Di fondo, il rapporto, ripreso dall’agenzia Ansa, sostiene che una persona su sei nel mondo soffre di solitudine e questa condizione – che con il Covid ha avuto un forte incremento, anche tra le fasce giovanili – ha un forte impatto sulla salute fisica e mentale: tanto che ogni ora per le sue conseguenze mel mondo muoiono in media 100 persone, per un totale di 871.000 l’anno.

“Viviamo in un’epoca di connessioni infinite, ma sempre più persone si sentono isolate e questo genera costi enormi in sanità, istruzione e occupazione”, ha commentato Tedros Adhanom Ghebreyesus, direttore generale dell’Oms.

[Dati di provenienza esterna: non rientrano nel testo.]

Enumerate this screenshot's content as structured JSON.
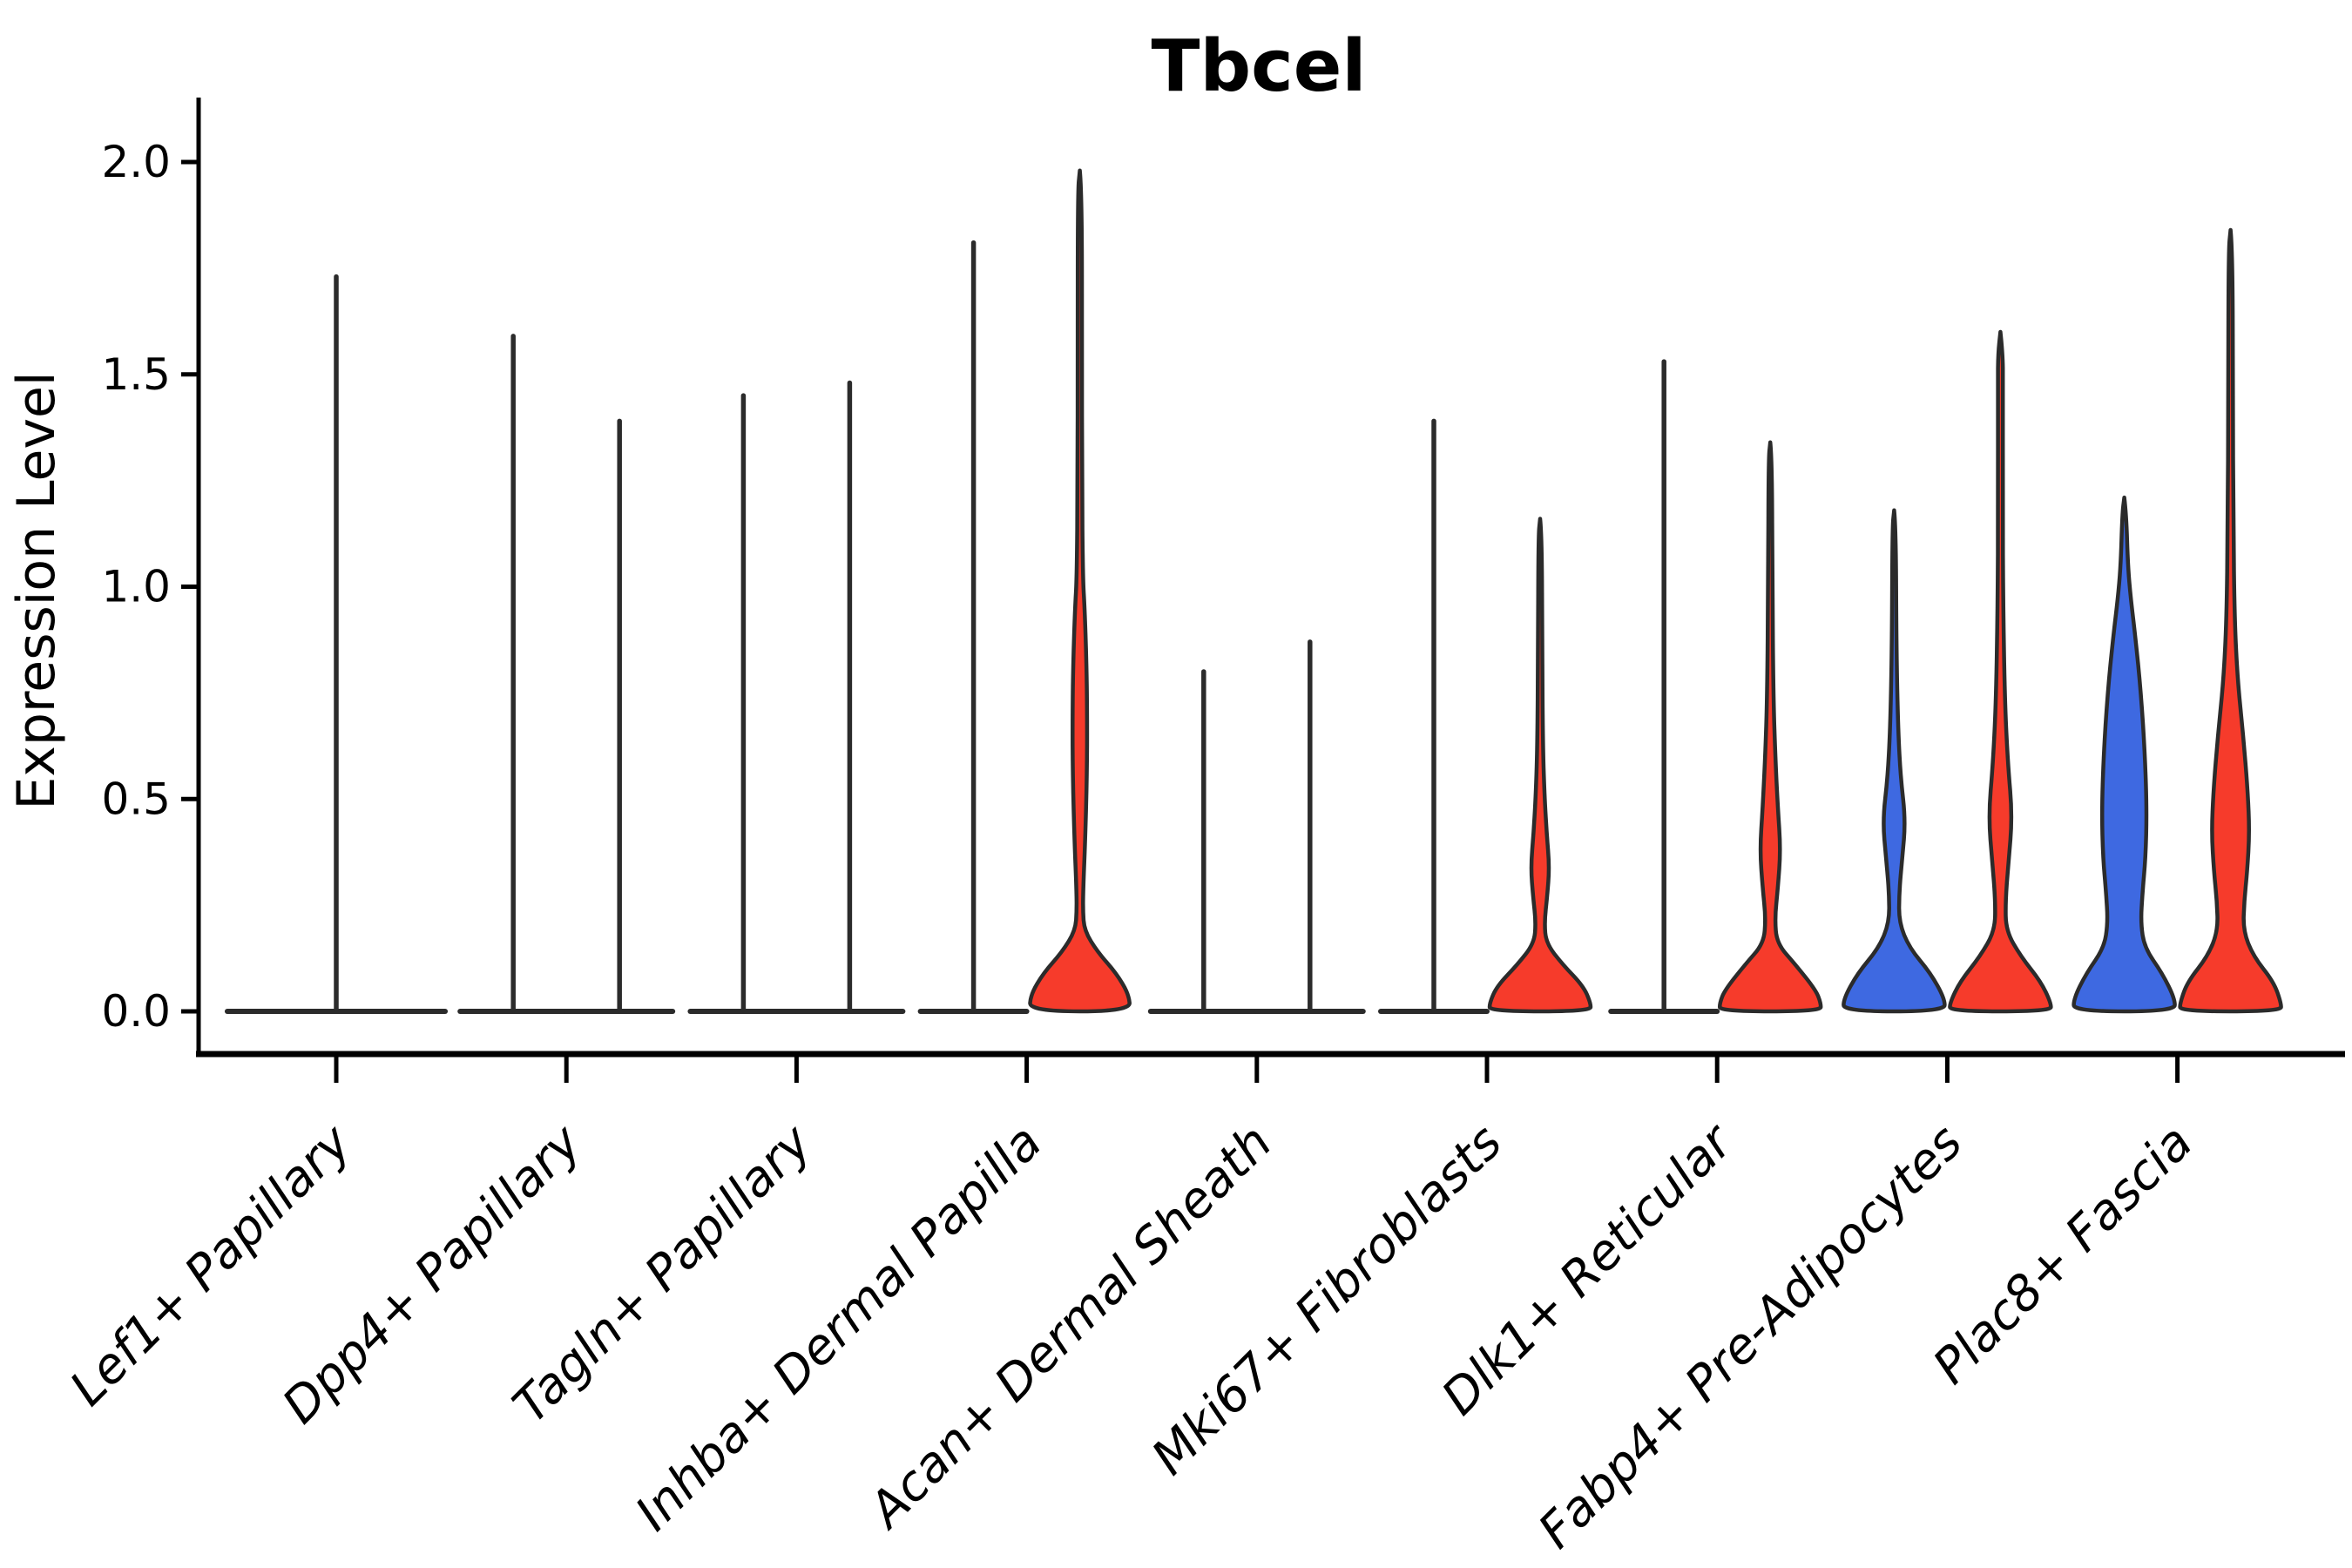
{
  "title": "Tbcel",
  "colors": {
    "background": "#ffffff",
    "axis": "#000000",
    "violin_outline": "#2b2b2b",
    "split_blue": "#3e69e1",
    "split_red": "#f63b2b"
  },
  "chart_data": {
    "type": "violin",
    "title": "Tbcel",
    "xlabel": "",
    "ylabel": "Expression Level",
    "ylim": [
      0.0,
      2.0
    ],
    "yticks": [
      {
        "value": 0.0,
        "label": "0.0"
      },
      {
        "value": 0.5,
        "label": "0.5"
      },
      {
        "value": 1.0,
        "label": "1.0"
      },
      {
        "value": 1.5,
        "label": "1.5"
      },
      {
        "value": 2.0,
        "label": "2.0"
      }
    ],
    "grid": false,
    "legend": "none",
    "categories": [
      "Lef1+ Papillary",
      "Dpp4+ Papillary",
      "Tagln+ Papillary",
      "Inhba+ Dermal Papilla",
      "Acan+ Dermal Sheath",
      "Mki67+ Fibroblasts",
      "Dlk1+ Reticular",
      "Fabp4+ Pre-Adipocytes",
      "Plac8+ Fascia"
    ],
    "groups": [
      {
        "category": "Lef1+ Papillary",
        "violins": [
          {
            "shape": "collapsed",
            "fill": "none",
            "max": 1.73,
            "width_scale": 2.05
          }
        ]
      },
      {
        "category": "Dpp4+ Papillary",
        "violins": [
          {
            "shape": "collapsed",
            "fill": "none",
            "max": 1.59
          },
          {
            "shape": "collapsed",
            "fill": "none",
            "max": 1.39
          }
        ]
      },
      {
        "category": "Tagln+ Papillary",
        "violins": [
          {
            "shape": "collapsed",
            "fill": "none",
            "max": 1.45
          },
          {
            "shape": "collapsed",
            "fill": "none",
            "max": 1.48
          }
        ]
      },
      {
        "category": "Inhba+ Dermal Papilla",
        "violins": [
          {
            "shape": "collapsed",
            "fill": "none",
            "max": 1.81
          },
          {
            "shape": "violin",
            "fill": "red",
            "max": 1.98,
            "profile": [
              [
                1.98,
                0
              ],
              [
                1.93,
                0.04
              ],
              [
                1.55,
                0.042
              ],
              [
                1.25,
                0.045
              ],
              [
                1.02,
                0.06
              ],
              [
                0.95,
                0.095
              ],
              [
                0.83,
                0.13
              ],
              [
                0.7,
                0.145
              ],
              [
                0.55,
                0.14
              ],
              [
                0.4,
                0.105
              ],
              [
                0.3,
                0.07
              ],
              [
                0.24,
                0.06
              ],
              [
                0.19,
                0.09
              ],
              [
                0.14,
                0.35
              ],
              [
                0.09,
                0.72
              ],
              [
                0.04,
                0.97
              ],
              [
                0,
                1
              ]
            ]
          }
        ]
      },
      {
        "category": "Acan+ Dermal Sheath",
        "violins": [
          {
            "shape": "collapsed",
            "fill": "none",
            "max": 0.8
          },
          {
            "shape": "collapsed",
            "fill": "none",
            "max": 0.87
          }
        ]
      },
      {
        "category": "Mki67+ Fibroblasts",
        "violins": [
          {
            "shape": "collapsed",
            "fill": "none",
            "max": 1.39
          },
          {
            "shape": "violin",
            "fill": "red",
            "max": 1.16,
            "profile": [
              [
                1.16,
                0
              ],
              [
                1.12,
                0.035
              ],
              [
                0.85,
                0.04
              ],
              [
                0.62,
                0.055
              ],
              [
                0.5,
                0.09
              ],
              [
                0.42,
                0.13
              ],
              [
                0.34,
                0.185
              ],
              [
                0.27,
                0.14
              ],
              [
                0.21,
                0.085
              ],
              [
                0.16,
                0.12
              ],
              [
                0.11,
                0.45
              ],
              [
                0.06,
                0.85
              ],
              [
                0.02,
                1
              ],
              [
                0,
                1
              ]
            ]
          }
        ]
      },
      {
        "category": "Dlk1+ Reticular",
        "violins": [
          {
            "shape": "collapsed",
            "fill": "none",
            "max": 1.53
          },
          {
            "shape": "violin",
            "fill": "red",
            "max": 1.34,
            "profile": [
              [
                1.34,
                0
              ],
              [
                1.3,
                0.035
              ],
              [
                1.0,
                0.042
              ],
              [
                0.75,
                0.06
              ],
              [
                0.6,
                0.1
              ],
              [
                0.48,
                0.15
              ],
              [
                0.38,
                0.205
              ],
              [
                0.29,
                0.15
              ],
              [
                0.22,
                0.09
              ],
              [
                0.16,
                0.13
              ],
              [
                0.11,
                0.5
              ],
              [
                0.05,
                0.9
              ],
              [
                0.02,
                1
              ],
              [
                0,
                1
              ]
            ]
          }
        ]
      },
      {
        "category": "Fabp4+ Pre-Adipocytes",
        "violins": [
          {
            "shape": "violin",
            "fill": "blue",
            "max": 1.18,
            "profile": [
              [
                1.18,
                0
              ],
              [
                1.14,
                0.035
              ],
              [
                0.85,
                0.045
              ],
              [
                0.66,
                0.08
              ],
              [
                0.55,
                0.13
              ],
              [
                0.45,
                0.225
              ],
              [
                0.36,
                0.16
              ],
              [
                0.28,
                0.1
              ],
              [
                0.21,
                0.095
              ],
              [
                0.15,
                0.3
              ],
              [
                0.09,
                0.72
              ],
              [
                0.03,
                1
              ],
              [
                0,
                1
              ]
            ]
          },
          {
            "shape": "violin",
            "fill": "red",
            "max": 1.6,
            "profile": [
              [
                1.6,
                0
              ],
              [
                1.55,
                0.045
              ],
              [
                1.48,
                0.05
              ],
              [
                1.2,
                0.045
              ],
              [
                0.95,
                0.055
              ],
              [
                0.72,
                0.09
              ],
              [
                0.58,
                0.15
              ],
              [
                0.46,
                0.235
              ],
              [
                0.35,
                0.16
              ],
              [
                0.26,
                0.1
              ],
              [
                0.19,
                0.11
              ],
              [
                0.13,
                0.4
              ],
              [
                0.07,
                0.8
              ],
              [
                0.02,
                1
              ],
              [
                0,
                1
              ]
            ]
          }
        ]
      },
      {
        "category": "Plac8+ Fascia",
        "violins": [
          {
            "shape": "violin",
            "fill": "blue",
            "max": 1.21,
            "profile": [
              [
                1.21,
                0
              ],
              [
                1.17,
                0.04
              ],
              [
                1.05,
                0.07
              ],
              [
                0.97,
                0.13
              ],
              [
                0.88,
                0.22
              ],
              [
                0.75,
                0.33
              ],
              [
                0.6,
                0.41
              ],
              [
                0.47,
                0.445
              ],
              [
                0.36,
                0.42
              ],
              [
                0.28,
                0.36
              ],
              [
                0.21,
                0.325
              ],
              [
                0.15,
                0.4
              ],
              [
                0.09,
                0.75
              ],
              [
                0.03,
                1
              ],
              [
                0,
                1
              ]
            ]
          },
          {
            "shape": "violin",
            "fill": "red",
            "max": 1.84,
            "profile": [
              [
                1.84,
                0
              ],
              [
                1.79,
                0.04
              ],
              [
                1.45,
                0.045
              ],
              [
                1.15,
                0.055
              ],
              [
                0.92,
                0.08
              ],
              [
                0.78,
                0.14
              ],
              [
                0.65,
                0.25
              ],
              [
                0.52,
                0.34
              ],
              [
                0.42,
                0.375
              ],
              [
                0.33,
                0.33
              ],
              [
                0.26,
                0.27
              ],
              [
                0.19,
                0.25
              ],
              [
                0.13,
                0.45
              ],
              [
                0.07,
                0.85
              ],
              [
                0.02,
                1
              ],
              [
                0,
                1
              ]
            ]
          }
        ]
      }
    ]
  }
}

Il fenomeno colpisce tutte le fasce d’età, ma in particolare i giovani e le persone nei Paesi a basso reddito.

Tra gli adolescenti (13-29 anni), il 17-21% si sente solo. Nei paesi a basso reddito, il tasso raggiunge il 24%, più del doppio rispetto a quelli più ricchi.

Dal rapporto dell’Oms risulta anche che gruppi, come anziani, migranti, persone con disabilità e Lgbtq+, sono particolarmente vulnerabili al fenomeno, ma le cause della solitudine sono tante, tra cui cattiva salute, basso reddito, istruzione carente o vivere già soli. Anche per questi motivi, il rapporto Oms raccomanda che la “connessione sociale sia integrata nelle politiche su salute, educazione, lavoro e accesso digitale“.

Un ruolo negativo lo ha anche la tecnologia, tanto che Chido Mpemba, co-presidente della Commissione avverte: la solitudine “se mal gestita, può indebolire le relazioni umane, invece di rafforzarle”.